Accordingly, charter capital is the total value of assets that have been contributed or promised by the members/partners/owners when the limited liability company or partnership is established; or the total of nominal values of the sold or subscribed shares when a joint stock company is established.
Charter capital is an indispensable factor in the capital structure of an enterprise. Charter capital has an important meaning in determining the capital contribution ratio of owners and members in the enterprise. This is a basis for division of profits, rights and obligations among capital contributing members.
At the same time, charter capital also shows the size, capacity and position of the enterprise in the market. Clients and partners will trust and cooperate with enterprises with large charter capital.
Distinguish between charter capital and legal capital in Vietnam
Although charter capital and legal capital are both the initial capital contributed by investors to the enterprise, there are also the following differences between them:
Contents | charter capital | legal capital |
The basis of determination | When establishing a enterprise, it is compulsory to register charter capital Charter capital may increase or decrease during the operation of the enterprise. | Legal capital does not depend on the type of business but is determined by specific business lines.

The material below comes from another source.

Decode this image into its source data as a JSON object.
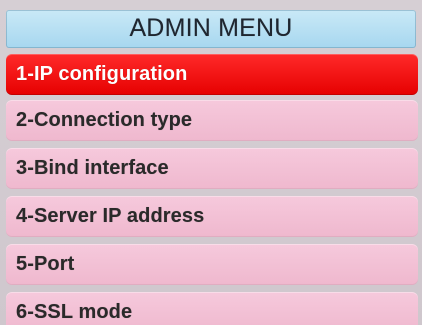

If the company intends to establish with business lines that require legal capital, the contributed capital must be at least equal to the legal capital. |
Capital amount | There are no the regulations on the minimum or maximum charter capital when establishing a enterprise | Legal capital is fixed for each business line. |
Time limit for capital contribution | Contributing sufficient capital from the start of conditional business activities | Contributing caplital within 90 days from the date of registration |
What are the regulations on the charter capital for an enterprise in Vietnam?
According to the Enterprise Law, there is no general charter capital for enterprises. Therefore, it is possible that based on the economic ability of the owner and the purpose of operation, the enterprise will decide on a specific charter capital.

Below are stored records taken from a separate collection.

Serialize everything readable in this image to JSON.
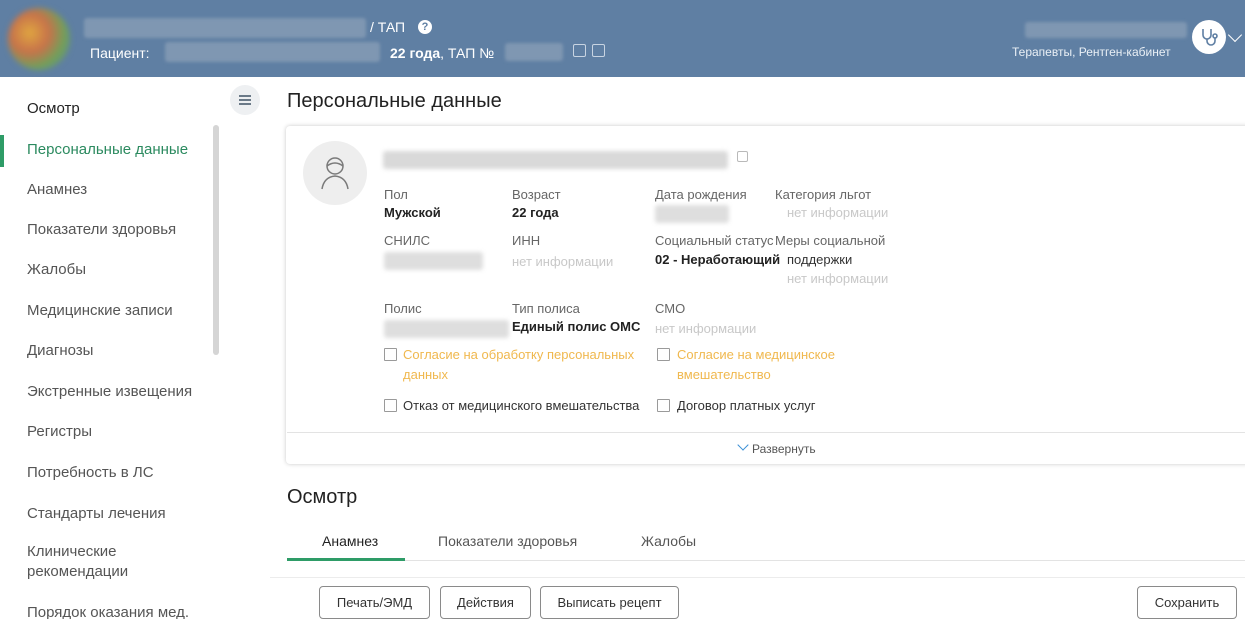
{
  "header": {
    "title": "/ ТАП",
    "patient_label": "Пациент:",
    "age": "22 года",
    "tap_label": ", ТАП №",
    "department": "Терапевты, Рентген-кабинет"
  },
  "sidebar": {
    "items": [
      {
        "label": "Осмотр"
      },
      {
        "label": "Персональные данные"
      },
      {
        "label": "Анамнез"
      },
      {
        "label": "Показатели здоровья"
      },
      {
        "label": "Жалобы"
      },
      {
        "label": "Медицинские записи"
      },
      {
        "label": "Диагнозы"
      },
      {
        "label": "Экстренные извещения"
      },
      {
        "label": "Регистры"
      },
      {
        "label": "Потребность в ЛС"
      },
      {
        "label": "Стандарты лечения"
      },
      {
        "label": "Клинические рекомендации"
      },
      {
        "label": "Порядок оказания мед."
      }
    ]
  },
  "personal": {
    "title": "Персональные данные",
    "fields": {
      "sex_label": "Пол",
      "sex_value": "Мужской",
      "age_label": "Возраст",
      "age_value": "22 года",
      "dob_label": "Дата рождения",
      "benefit_label": "Категория льгот",
      "benefit_value": "нет информации",
      "snils_label": "СНИЛС",
      "inn_label": "ИНН",
      "inn_value": "нет информации",
      "social_label": "Социальный статус",
      "social_value": "02 - Неработающий",
      "support_label_1": "Меры социальной",
      "support_label_2": "поддержки",
      "support_value": "нет информации",
      "policy_label": "Полис",
      "policy_type_label": "Тип полиса",
      "policy_type_value": "Единый полис ОМС",
      "smo_label": "СМО",
      "smo_value": "нет информации"
    },
    "checks": {
      "consent_personal_1": "Согласие на обработку персональных",
      "consent_personal_2": "данных",
      "consent_medical_1": "Согласие на медицинское",
      "consent_medical_2": "вмешательство",
      "refusal": "Отказ от медицинского вмешательства",
      "paid_contract": "Договор платных услуг"
    },
    "expand_label": "Развернуть"
  },
  "exam": {
    "title": "Осмотр",
    "tabs": [
      {
        "label": "Анамнез"
      },
      {
        "label": "Показатели здоровья"
      },
      {
        "label": "Жалобы"
      }
    ]
  },
  "buttons": {
    "print": "Печать/ЭМД",
    "actions": "Действия",
    "prescription": "Выписать рецепт",
    "save": "Сохранить"
  },
  "colors": {
    "header_bg": "#5f7fa3",
    "accent_green": "#2e9c67",
    "warning_orange": "#f0b84e",
    "muted_text": "#c8c8c8"
  }
}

Enterprises will often consider to decide on charter capital on the basis of the following factors:
- Financial capacity of the owner.
- Scope and scale of business activities.
- Actual operating expenses of the enterprise after its establishment;
- Business projects signed with partners
What do the contributed assets in Vietnam include?
Regarding the regulations on assets used to contribute to the enterprise's charter capital, Article 34 of the Enterprise Law 2020 specifically provides as follows:
Contributed assets
1. Contributed assets include VND, convertible foreign currencies, gold, land use right (LUR), intellectual property rights, technologies, technical secrets, other assets that can be converted into VND.
2. Only the individual or organization that has the lawful right to ownership or right to use the asset mentioned in Clause 1 of this Article may contribute it as capital as prescribed by law.
Accordingly, the contributed assets include:
- VND.
- Convertible foreign currencies.
- Gold.
- Land use right.
- Intellectual property rights, technologies, technical secrets.
- Other assets that can be converted into VND.
At the same time, in Article 35 of the Enterprise Law 2020, there are the provisions on transfer of ownership of contributed assets as capital:
Transfer of ownership of contributed assets
1. Transfer of contributed assets by members of a limited liability company, partners of a partnership, shareholders of a joint stock company shall comply with the following regulations:
a) For assets whose ownership have been registered and LURs, the capital contributor shall follow procedures for transfer the ownership of such assets or the LUR to the company as prescribed by law. This transfer is exempt from registration fee;
b) Contribution of assets whose ownership is not registered shall be recorded in writing unless the contribution is made by wire transfer.
2. The record on transfer of contributed assets shall contain the following information:
a) The company’s name and headquarters address;
b) Full name, mailing address, legal document number of the contributor that is an individual; legal document number of the contributor that is an organization;
c) Types and quantities of contributed assets; total value of contributed assets and the ratio of this value to the company’s charter capital;
d) Date of transfer; signatures of the contributor or the contributor’s authorized representative and the company’s legal representative.
3. The contribution is considered complete once the lawful ownership of the assets has been transferred to the company.
4. Procedures for ownership transfer are exempt for assets serving business operation of the sole proprietorship’s owner.
5. Payment for transfer of shares/stakes, receipt of dividends of remittance of profits by foreign investors shall be carried out through accounts in accordance with foreign exchange laws, except for payment in assets and cashless payment.
Thus, members of a limited liability company, partners of a partnership, shareholders of a joint stock company are responsible for transferring ownership of contributed assets to the company.